Samsung is a towering figure in the mobile industry, and more than just making phones itself, it produces the hardware components that go into phones — like their camera sensors. The company took the wraps off its 200MP ISOCELL HP1 image sensor last year, and we should start seeing it in phones very soon. But ahead of that getting here, the South Korean manufacturer has already unveiled its latest 200MP image sensor, the ISOCELL HP3.

The name of the game here is "shrinking things down," and the HP3 has a pixel size of just 0.56μm, which is 12% smaller than on the HP1. That leads to an overall reduction in size, and this 1/1.4-inch sensor is 20% smaller than its predecessor, which should help companies building phones around it slim down their camera packages. The ISOCELL HP3 offers improved HDR performance while enabling faster auto-focus, and can capture 50MP photos (1.12μm pixels) using 4-to-1 binning, while 16-to-1 binning results in 12.5MP images (with effectively 2.24μm pixels).

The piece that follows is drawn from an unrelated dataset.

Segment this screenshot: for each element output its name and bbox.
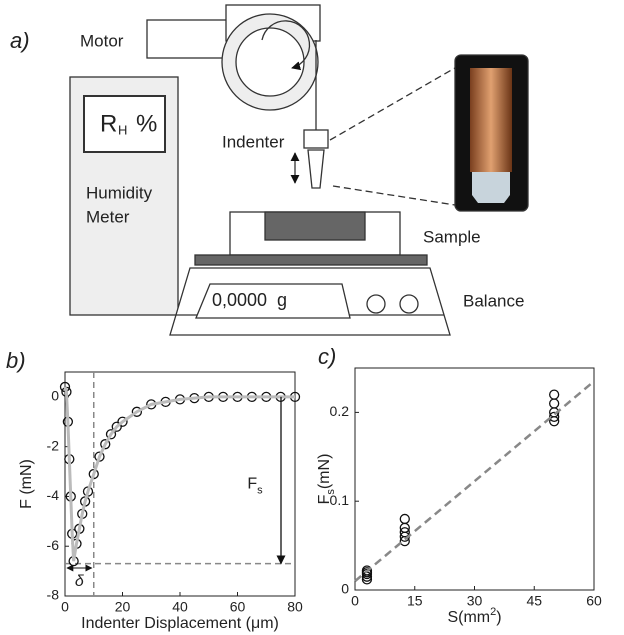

Overall, this should translate to significantly improved low-light performance.

The new image sensor includes Samsung's Super QPD auto-focus system, which uses a single lens over four adjacent pixels to identify phase differences in vertical and horizontal angles — all you should be concerned with is that this promises faster and sharper focus.

Samsung's new ISOCELL HP3 image sensor
Source: Samsung

The ISOCELL HP3 supports 8K video recording at 30fps, and 4K videos at 120fps. Working in tandem with the new Super QPD tech, Samsung claims this image sensor is capable of movie-like cinematic quality.

The manufacturer talks about the inclusion of Smart-ISO Pro, which brings together data from low, mid, and high ISO modes for improved HDR imagery, with support for more than 4 trillion colors (14-bit depth), which is 64x better than the ISOCELL HP1.

While this feature set certainly looks promising, we're not anticipating the use of the ISOCELL HP3 sensor on a commercially available smartphone anytime soon — we still haven't seen gotten our first phone with the HP1 image sensor. That means we may have to wait until at least 2023 or beyond to see what the ISOCELL HP3 can do in a flagship Galaxy smartphone.